Hi: I am a novice woodworker but was able to purchase a wonderful duplicating lathe at an auction. The man who made it had passed on - he must have been a machinist and a very good one. 

He made it so a router could run up top as the lathe spins - there is a long threaded rod and the router mechanism runs along it - being 'spun' down the length of the lathe runnig along the pattern.

I am building a victorian house and have pediments in the gable ends - I would like to make drops turned on the lathe to go on these.

I would like to use PT lumber

I have turned about 4 or 5 practice 'drops' using the lathe and router but am getting bad chipping. I have adjust the lathe speed to as low as possible and the router feed to as low as possible and have been taking as small of cuts as possbile but am still getting chipping.

I have been using an 1'8" straight bit. Today I went out and bought a 1/16" straight bit. I will try that tomorrow but am not hopeful that that will solve the problem 

Would a spiral bit work better? ANy other ideas - I suspect white oak or cypress would not chip as much but I have no desire to redo these once they are done.

MIke


----------



## KENNETH KIDWELL (Sep 23, 2005)

have you tried to just turn the lath by hand sounds like your lath is spinning the wood faster than the router can cut. I have plans for a router lath that is hand turned with a crank and the results look real smooth maby turn your router up a little and turn the lath by hand at a pace to where you wont burn the wood but just enough to get a clean cut.
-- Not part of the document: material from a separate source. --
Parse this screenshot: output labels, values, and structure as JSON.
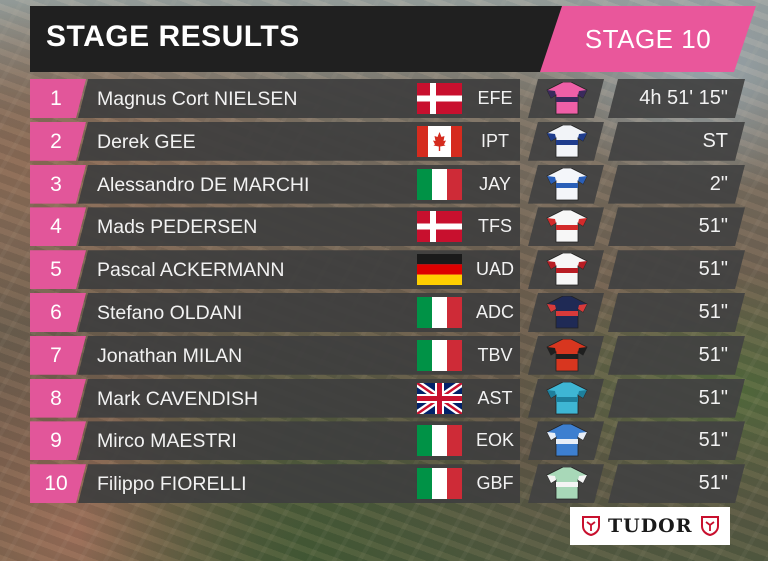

I may be all wrong i have never used a router on a regular lath befor but at this point anything is worth a try good luck


----------



## KENNETH KIDWELL (Sep 23, 2005)

ok the book i have the router lath plans in said thay use cor box bits large and small two sizes of dish cutters a 60 degree v groover and some pointcutting roundover bits for cutting beeds hope this helps


----------



## kp91 (Sep 10, 2004)

PLEASE USE A RESPIRATOR OR QUALITY DUST MASK IF TURNING PRESSURE TREATED WOOD. I think untreated stock and a good paint job would probably work just as well, and would be safer for you.

Just my 2 cents,


----------



## Village Carver (Mar 3, 2011)

Mike,
I agree with Doug. You would be a lot better off with untreated wood and it will turn better anyway. The angle of the bit has a lot to do with the cut so experimenting with 
different bits will eventually tell you which ones work best with your machine. If your lathe has a reverse switch you might try that. 
Dan


----------



## istracpsboss (Sep 14, 2008)

Hi Dan

Did you realise this thread is five years old?

Cheers

Peter


----------